Cela explique d'ailleurs les déclarations du président directeur-général d'Hydro-Québec en commission parlementaire à Québec le 20 septembre dernier, alors qu'il affirmait notamment:
«... le choix qui a été fait à ce moment-là, c'était qu'Hydro-Québec procède par appel d'offres... Avec le nombre de propositions reçues, avec la qualité, les prix qui étaient franchement concurrentiels... on a été capable d'aller chercher le meilleur que cette filière-là peut nous donner... Aller chercher ces prix-là et donner cet avantage directement à tous les clients du Québec, c'est une approche tout à fait souhaitable.»
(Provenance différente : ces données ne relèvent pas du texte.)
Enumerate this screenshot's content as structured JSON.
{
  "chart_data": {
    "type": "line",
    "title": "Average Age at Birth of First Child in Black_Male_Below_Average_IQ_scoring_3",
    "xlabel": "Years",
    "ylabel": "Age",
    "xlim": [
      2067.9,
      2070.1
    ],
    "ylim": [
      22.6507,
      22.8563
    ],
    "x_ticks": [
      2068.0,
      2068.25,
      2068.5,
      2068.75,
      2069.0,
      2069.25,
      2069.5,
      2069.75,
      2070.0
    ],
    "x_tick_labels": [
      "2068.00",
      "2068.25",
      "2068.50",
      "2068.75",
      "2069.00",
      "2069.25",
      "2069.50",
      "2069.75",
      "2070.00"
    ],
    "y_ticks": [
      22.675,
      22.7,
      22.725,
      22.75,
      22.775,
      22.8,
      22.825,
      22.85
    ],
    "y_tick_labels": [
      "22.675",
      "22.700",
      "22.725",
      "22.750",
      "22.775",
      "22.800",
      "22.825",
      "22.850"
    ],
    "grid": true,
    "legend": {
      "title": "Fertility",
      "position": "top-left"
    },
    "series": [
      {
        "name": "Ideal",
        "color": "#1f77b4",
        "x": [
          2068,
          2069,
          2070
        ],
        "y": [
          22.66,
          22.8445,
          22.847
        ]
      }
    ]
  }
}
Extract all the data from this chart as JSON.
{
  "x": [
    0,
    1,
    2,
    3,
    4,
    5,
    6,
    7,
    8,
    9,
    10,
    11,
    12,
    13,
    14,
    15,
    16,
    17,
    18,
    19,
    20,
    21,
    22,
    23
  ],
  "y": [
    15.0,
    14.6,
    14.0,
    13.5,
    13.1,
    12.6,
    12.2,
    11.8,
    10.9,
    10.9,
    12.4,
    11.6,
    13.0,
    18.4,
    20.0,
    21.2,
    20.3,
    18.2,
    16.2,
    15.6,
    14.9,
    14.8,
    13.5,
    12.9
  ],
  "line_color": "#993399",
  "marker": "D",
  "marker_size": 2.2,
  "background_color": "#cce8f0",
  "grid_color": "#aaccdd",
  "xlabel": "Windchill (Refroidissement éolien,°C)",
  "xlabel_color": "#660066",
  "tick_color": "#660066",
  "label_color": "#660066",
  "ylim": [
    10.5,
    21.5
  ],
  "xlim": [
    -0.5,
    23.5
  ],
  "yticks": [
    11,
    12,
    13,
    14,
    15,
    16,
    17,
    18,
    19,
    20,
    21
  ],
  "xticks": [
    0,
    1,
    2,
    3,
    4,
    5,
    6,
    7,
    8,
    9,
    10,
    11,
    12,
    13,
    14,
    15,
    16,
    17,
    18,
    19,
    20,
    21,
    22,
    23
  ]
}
«... vous regardez les rendements qu'ils acceptent, [...] ce sont des rendements qui sont des rendements bas [...], des rendements qui sont inférieurs à ce qu'on jugerait prudent de faire à Hydro-Québec.»
Le Québec a besoin d'énergie pour se développer et sur son territoire, l'énergie éolienne est assez abondante. C'est une énergie renouvelable qui ne produit aucun gaz à effet de serre. C'est une énergie qui s'intègre très bien à l'énergie produite par les centrales hydroélectriques ayant de grands réservoirs. Avec les progrès technologiques qui ont permis de réduire les coûts de production de l'énergie éolienne pendant que les coûts des prochaines grandes centrales hydroélectriques sont de plus en plus élevés, le prix de l'énergie éolienne est devenu concurrentiel et le développement de la filière éolienne est devenu inévitable.
Avec les nombreux règlements mis en place par les autorités locales, régionales et provinciales, avec les conditions très strictes imposées par le maître d'oeuvre Hydro-Québec, avec la concurrence entre plusieurs promoteurs, les consommateurs québécois bénéficieront d'une énergie produite au meilleur coût possible dans des conditions qui respectent l'environnement. De plus, aucun parc ne pourra être construit s'il n'obtient pas l'approbation de la collectivité locale.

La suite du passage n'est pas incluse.